PILINHA: {__webCacheId=filmBasicInfo_pl_PL, __webCacheKey=756546}
7,3 3,0 tys. ocen
7,3 10 1 2955
6,7 3 krytyków
Blood Drive
powrót do forum serialu Blood Drive

Moja opinia

użytkownik usunięty

Sam nie wiem co mam myśleć o tym serialu, po obejrzeniu pierwszego odcinka byłem zachwycony, zapowiadał się krwawy serial z dobrym klimatem i ciekawym światem, miało być kiczowato, niczym w filmach niższej klasy z ubiegłego wieku, miało być dziwnie, bez tandetnych schematów. No i przez pierwsze 6 odcinków rzeczywiście tak było.

Niestety od 7 odcinka nagle zrobiła się z tego jakaś opera mydlana, pojawiły się tandetne schematy, płytkość, wpychanie jakiś "wzruszających" momentów na siłę, no i ten cały wątek "miłości" pomiędzy Arturem i Grace w ogóle już pogrążył ten serial w moich oczach, co to jest? Melodramat jakiś?

Trudno mi ocenić ten serial, pierwsza połowa zasługuje na ocenę 8/10, natomiast druga maksymalnie 5/10.

Naprawdę nie wiem jak można było zepsuć tak dobry serial, szkoda strzępić ryja.

ocenił(a) serial na 5

Podepnę się pod twój komentarz, bo mam zbliżone zarzuty do twoich :)

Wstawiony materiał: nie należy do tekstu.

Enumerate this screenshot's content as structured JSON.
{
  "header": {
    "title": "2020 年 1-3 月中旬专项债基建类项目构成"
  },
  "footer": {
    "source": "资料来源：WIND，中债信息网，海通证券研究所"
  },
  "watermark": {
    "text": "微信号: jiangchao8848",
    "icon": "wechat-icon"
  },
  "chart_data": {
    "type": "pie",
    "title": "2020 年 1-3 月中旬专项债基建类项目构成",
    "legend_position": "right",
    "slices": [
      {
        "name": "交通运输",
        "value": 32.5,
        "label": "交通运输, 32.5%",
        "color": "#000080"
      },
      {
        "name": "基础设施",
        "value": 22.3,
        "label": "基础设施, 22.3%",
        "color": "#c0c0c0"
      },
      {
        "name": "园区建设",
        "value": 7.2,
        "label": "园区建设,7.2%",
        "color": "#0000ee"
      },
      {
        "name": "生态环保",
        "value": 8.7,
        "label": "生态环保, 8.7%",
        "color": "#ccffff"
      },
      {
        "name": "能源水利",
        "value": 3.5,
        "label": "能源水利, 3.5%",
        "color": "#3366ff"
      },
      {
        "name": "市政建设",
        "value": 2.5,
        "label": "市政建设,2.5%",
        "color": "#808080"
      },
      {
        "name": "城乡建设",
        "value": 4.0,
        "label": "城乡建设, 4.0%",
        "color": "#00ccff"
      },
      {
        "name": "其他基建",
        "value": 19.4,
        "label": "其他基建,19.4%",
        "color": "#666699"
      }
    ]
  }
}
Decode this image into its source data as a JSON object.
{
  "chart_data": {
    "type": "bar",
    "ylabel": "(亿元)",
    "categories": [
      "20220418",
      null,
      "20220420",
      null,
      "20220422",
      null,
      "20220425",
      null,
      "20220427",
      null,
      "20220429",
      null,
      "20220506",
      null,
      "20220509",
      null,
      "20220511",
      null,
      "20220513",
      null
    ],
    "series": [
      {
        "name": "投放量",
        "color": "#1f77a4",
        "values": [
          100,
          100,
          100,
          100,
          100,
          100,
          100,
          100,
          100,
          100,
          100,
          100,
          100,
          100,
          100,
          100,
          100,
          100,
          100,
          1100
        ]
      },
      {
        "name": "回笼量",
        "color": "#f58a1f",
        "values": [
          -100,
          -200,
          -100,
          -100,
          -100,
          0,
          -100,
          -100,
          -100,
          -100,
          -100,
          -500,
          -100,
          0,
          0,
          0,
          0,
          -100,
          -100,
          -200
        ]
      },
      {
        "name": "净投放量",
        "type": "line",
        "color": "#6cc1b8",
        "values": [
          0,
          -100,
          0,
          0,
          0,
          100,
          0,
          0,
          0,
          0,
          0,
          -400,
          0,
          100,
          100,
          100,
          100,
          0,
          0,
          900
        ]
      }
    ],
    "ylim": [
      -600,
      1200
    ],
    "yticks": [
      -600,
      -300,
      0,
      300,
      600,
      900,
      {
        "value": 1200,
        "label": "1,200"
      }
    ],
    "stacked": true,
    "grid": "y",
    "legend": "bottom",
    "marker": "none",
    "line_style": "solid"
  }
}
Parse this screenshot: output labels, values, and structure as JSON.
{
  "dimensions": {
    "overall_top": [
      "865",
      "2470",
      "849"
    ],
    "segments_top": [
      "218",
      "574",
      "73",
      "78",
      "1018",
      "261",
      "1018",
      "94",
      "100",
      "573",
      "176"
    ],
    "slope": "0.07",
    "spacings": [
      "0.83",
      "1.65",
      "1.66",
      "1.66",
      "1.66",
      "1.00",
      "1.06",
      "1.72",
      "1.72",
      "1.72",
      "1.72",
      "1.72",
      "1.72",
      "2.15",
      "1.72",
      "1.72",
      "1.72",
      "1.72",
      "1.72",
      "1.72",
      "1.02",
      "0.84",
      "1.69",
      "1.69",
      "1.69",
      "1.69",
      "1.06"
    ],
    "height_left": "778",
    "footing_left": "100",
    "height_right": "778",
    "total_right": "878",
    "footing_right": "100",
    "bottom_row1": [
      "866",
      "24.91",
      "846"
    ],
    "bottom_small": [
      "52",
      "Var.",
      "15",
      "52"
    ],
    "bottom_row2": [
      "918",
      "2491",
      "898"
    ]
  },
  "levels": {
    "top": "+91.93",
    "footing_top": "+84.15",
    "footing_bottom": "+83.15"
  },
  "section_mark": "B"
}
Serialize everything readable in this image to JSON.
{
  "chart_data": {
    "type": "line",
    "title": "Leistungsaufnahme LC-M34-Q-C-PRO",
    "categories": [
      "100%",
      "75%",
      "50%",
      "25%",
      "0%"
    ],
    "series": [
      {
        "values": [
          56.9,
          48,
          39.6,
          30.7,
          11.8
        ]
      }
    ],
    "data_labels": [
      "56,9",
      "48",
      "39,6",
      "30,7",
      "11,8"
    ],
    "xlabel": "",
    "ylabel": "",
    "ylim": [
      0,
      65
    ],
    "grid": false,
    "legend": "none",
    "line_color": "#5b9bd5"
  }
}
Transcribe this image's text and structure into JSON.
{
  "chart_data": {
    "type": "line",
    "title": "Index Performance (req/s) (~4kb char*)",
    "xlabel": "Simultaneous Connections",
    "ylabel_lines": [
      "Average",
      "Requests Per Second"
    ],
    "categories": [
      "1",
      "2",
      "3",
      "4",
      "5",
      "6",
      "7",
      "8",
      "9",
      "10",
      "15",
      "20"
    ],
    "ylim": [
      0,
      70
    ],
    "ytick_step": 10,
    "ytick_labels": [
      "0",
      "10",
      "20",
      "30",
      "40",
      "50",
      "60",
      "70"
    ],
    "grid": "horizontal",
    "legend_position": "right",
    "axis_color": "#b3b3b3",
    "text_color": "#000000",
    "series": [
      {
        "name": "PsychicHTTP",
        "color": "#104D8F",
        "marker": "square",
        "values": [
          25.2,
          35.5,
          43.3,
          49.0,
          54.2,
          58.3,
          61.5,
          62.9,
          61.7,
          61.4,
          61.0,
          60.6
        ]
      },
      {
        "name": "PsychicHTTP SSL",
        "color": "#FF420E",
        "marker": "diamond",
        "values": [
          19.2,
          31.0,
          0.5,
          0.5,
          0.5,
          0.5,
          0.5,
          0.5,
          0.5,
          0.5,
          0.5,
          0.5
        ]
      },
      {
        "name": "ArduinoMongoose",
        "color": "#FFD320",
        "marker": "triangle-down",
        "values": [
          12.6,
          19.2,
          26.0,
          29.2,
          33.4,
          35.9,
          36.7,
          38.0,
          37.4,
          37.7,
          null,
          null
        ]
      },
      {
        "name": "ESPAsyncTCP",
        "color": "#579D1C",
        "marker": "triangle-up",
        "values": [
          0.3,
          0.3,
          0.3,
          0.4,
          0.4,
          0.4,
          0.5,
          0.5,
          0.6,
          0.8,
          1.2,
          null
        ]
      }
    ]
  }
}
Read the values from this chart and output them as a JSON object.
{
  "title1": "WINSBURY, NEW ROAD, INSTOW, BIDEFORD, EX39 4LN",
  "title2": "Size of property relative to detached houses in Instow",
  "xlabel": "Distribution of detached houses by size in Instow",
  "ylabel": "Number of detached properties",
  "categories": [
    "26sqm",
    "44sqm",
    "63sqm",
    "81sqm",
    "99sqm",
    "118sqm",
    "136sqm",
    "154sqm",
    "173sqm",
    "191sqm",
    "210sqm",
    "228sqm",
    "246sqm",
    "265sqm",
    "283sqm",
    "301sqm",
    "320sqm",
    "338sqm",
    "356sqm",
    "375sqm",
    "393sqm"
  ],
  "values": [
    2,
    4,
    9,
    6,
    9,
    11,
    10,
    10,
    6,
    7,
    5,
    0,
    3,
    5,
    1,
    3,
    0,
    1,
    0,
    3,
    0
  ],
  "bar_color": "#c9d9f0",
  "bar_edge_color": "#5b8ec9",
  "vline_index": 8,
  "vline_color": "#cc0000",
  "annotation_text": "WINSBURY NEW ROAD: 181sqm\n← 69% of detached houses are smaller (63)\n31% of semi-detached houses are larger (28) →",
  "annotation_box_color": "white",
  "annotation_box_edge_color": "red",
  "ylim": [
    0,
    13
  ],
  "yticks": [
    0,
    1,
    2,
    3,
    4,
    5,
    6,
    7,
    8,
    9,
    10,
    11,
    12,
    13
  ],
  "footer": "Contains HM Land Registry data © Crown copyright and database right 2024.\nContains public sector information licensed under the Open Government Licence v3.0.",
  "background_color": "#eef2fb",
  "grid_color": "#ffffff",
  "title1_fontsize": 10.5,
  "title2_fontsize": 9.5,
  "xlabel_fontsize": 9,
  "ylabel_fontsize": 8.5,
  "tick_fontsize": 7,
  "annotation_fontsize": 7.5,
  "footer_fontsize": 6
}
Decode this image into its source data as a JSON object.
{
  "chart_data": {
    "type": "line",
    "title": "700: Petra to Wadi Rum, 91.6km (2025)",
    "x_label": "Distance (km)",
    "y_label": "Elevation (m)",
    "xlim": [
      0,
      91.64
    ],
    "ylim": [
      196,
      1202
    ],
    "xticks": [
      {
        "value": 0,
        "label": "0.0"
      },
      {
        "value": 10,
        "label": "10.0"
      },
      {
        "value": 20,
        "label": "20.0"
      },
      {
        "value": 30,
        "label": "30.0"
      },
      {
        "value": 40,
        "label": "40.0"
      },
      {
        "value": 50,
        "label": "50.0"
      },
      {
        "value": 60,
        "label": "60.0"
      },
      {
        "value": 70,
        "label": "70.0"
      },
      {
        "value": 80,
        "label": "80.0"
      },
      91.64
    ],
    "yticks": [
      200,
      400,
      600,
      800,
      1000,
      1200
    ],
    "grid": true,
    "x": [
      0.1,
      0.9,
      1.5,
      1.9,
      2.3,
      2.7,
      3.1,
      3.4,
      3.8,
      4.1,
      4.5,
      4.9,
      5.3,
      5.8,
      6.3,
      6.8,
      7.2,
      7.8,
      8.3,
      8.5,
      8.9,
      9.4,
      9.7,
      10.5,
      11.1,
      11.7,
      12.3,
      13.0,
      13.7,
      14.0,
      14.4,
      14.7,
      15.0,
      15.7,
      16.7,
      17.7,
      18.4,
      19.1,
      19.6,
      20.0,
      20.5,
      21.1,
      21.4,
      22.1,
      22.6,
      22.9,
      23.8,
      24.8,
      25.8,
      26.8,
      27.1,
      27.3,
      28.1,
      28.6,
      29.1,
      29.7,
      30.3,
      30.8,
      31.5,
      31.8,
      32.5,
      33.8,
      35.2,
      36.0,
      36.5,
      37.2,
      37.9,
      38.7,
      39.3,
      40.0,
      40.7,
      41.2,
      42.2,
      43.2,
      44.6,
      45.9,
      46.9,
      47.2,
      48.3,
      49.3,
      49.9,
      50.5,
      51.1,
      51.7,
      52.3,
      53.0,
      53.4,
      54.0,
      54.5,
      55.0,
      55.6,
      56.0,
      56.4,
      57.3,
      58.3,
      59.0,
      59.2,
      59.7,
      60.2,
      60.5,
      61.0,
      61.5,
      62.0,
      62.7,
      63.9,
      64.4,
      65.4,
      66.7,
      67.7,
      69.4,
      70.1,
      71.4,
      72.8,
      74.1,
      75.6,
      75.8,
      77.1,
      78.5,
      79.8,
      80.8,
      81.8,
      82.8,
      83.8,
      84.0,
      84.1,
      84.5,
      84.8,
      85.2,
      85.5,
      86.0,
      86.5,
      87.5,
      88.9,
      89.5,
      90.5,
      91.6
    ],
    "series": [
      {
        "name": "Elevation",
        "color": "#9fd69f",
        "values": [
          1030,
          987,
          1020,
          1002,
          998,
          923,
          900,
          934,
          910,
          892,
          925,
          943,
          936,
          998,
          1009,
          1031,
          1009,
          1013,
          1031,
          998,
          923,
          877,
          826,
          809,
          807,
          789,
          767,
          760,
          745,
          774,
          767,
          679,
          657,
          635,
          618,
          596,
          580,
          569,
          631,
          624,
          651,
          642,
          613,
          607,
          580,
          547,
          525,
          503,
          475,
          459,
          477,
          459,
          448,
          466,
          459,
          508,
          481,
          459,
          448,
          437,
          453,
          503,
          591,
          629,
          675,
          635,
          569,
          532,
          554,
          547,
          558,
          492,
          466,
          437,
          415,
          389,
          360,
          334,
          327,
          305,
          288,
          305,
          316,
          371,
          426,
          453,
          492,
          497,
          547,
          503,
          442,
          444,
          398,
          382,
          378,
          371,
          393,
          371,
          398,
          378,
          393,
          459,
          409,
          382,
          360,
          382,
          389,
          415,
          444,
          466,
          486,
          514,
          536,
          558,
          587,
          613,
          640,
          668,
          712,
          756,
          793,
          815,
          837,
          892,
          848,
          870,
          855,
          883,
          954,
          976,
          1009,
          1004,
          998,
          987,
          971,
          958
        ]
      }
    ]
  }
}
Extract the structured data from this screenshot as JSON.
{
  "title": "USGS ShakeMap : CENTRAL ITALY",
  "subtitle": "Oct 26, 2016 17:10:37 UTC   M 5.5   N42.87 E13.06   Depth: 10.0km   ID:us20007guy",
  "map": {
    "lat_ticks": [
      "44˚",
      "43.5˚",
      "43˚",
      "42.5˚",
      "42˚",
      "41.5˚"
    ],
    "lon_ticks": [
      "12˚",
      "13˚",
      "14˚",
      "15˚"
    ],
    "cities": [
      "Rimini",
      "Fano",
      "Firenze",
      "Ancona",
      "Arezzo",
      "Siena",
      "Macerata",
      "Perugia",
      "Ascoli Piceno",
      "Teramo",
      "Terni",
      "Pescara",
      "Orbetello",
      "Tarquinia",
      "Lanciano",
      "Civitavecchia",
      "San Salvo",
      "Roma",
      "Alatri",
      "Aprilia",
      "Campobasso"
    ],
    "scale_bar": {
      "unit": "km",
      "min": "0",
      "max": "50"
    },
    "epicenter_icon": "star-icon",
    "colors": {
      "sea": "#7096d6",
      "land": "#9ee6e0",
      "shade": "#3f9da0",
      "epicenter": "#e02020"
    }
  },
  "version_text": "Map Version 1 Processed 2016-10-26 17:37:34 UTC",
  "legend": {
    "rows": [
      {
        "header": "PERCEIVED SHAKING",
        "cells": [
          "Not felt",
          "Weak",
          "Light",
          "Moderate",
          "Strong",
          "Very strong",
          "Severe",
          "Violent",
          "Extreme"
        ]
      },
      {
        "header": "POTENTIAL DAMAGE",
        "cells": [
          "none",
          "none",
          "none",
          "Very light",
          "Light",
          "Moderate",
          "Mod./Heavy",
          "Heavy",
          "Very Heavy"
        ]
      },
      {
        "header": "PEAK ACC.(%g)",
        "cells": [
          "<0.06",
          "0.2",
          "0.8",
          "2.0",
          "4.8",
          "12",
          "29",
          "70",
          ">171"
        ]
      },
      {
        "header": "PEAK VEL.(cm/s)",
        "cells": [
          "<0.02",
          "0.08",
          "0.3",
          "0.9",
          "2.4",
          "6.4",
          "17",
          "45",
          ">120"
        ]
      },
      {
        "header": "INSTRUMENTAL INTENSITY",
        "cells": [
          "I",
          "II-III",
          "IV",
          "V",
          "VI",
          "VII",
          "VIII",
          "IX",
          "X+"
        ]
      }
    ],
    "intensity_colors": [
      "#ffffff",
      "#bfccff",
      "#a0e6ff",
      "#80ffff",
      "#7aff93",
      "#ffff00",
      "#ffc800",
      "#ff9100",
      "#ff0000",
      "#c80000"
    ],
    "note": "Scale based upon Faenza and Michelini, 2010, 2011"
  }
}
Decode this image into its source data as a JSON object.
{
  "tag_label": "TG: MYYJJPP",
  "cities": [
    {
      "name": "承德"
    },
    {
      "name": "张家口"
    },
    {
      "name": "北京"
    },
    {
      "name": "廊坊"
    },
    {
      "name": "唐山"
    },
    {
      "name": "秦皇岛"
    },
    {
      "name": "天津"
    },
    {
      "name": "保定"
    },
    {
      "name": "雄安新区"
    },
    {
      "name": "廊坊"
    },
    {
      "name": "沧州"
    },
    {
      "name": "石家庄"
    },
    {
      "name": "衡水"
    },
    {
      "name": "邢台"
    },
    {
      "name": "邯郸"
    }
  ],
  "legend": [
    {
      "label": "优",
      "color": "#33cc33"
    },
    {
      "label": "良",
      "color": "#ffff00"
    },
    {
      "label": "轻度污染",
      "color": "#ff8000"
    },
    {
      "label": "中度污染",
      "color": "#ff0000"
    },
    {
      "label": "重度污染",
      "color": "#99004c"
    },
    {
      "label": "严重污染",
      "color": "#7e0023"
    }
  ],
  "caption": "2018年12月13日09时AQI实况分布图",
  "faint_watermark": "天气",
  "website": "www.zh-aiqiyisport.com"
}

Niestety, muszę napisać, że jestem w dużej mierze zawiedziona. Pierwsze dwa odcinki zapowiadały lekki, klimatyczny z czarnym humorem, kiczowaty w dobrym znaczeniu, serialik klasy B, który po prostu jest fajną rozrywką i tyle. Potem w moim mniemaniu, robi się bardzo nierówno. Niezłe epizody przeplatają się z średnimi czy wręcz słabymi, aczkolwiek nawet te niezłe, są tylko niezłe i nic więcej. Twórcy zaczęli co raz bardziej iść w jakieś cudaczno-pokraczne rozwiązania, miast być zabawnie albo się zaczęło robić niesmacznie albo nader poważnie. Oczywiście nie mam nic przeciwko dramom o ile są dobre. Natomiast, tutaj nie są. Są nudne, sztampowe i nieangażujące i po prostu nie pasują do konwencji moim zdaniem. Oglądanie odcinka poświęconego w całości wewnętrznym rozterką Arthura, to była mordęga. Grace i jej "kiszenie" się z wątkiem siostry, też zaczęło mi już w pewnym momencie wychodzić bokiem i irytować. Wątek miłosny między głównymi bohaterami, również nie przedstawiał się interesująco. Nie czułam w ogóle chemii między postaciami. Druga parka właściwie tak samo bez rewelacji.

Jedyne co w tym serialu było naprawdę dobre, trzymało poziom od początku do końca i właściwie robiło ten serial, to postać Slinka. Tu muszę z czystym sumieniem napisać, że postać świetna. Charyzmatyczny, groteskowy, charakterystyczny, świrnięty równo, intrygujący...aż się marnował przy tej pokracznej fabule :D

Tak że ostatecznie nie jestem specjalnie zrozpaczona, że serial nie dostał zielonego światełka na kolejny sezon. Oglądałam to, bo oglądałam, ale z każdym odcinkiem z coraz mniejszym funem i zaangażowaniem. Wyszło z tego takie lekko chaotyczne, tak naprawdę nie wiadomo co. Bo ni to potem zabawne, ani dramatyczne, ani straszne, taki syndrom "scenarzysta forsę wziął, potem zaczął pić" i mu się nabazgrało takie dziwne cuś.

użytkownik usunięty
Tortuga033

O właśnie, Slink, wiedziałem że o czymś zapomniałem napisać, po prostu genialna postać, świetnie zagrana, ten serial warto obejrzeć tylko dla samego Slinka.
A co do informacji o braku drugiego sezonu to też wcale mi nie żal, pewnie jakby powstał to brnąłby dalej w tą złą stronę, a zresztą o czym miałby być drugi sezon?

ocenił(a) serial na 5

Zgadzam się dla samego Slinka warto :)

Patrząc na ostatnią scenę, gdzie Arthur ląduję na jakieś wyspie i tablice informacyjną o więzieniu, to pewnie dostalibyśmy pokręconego Prison Breaka.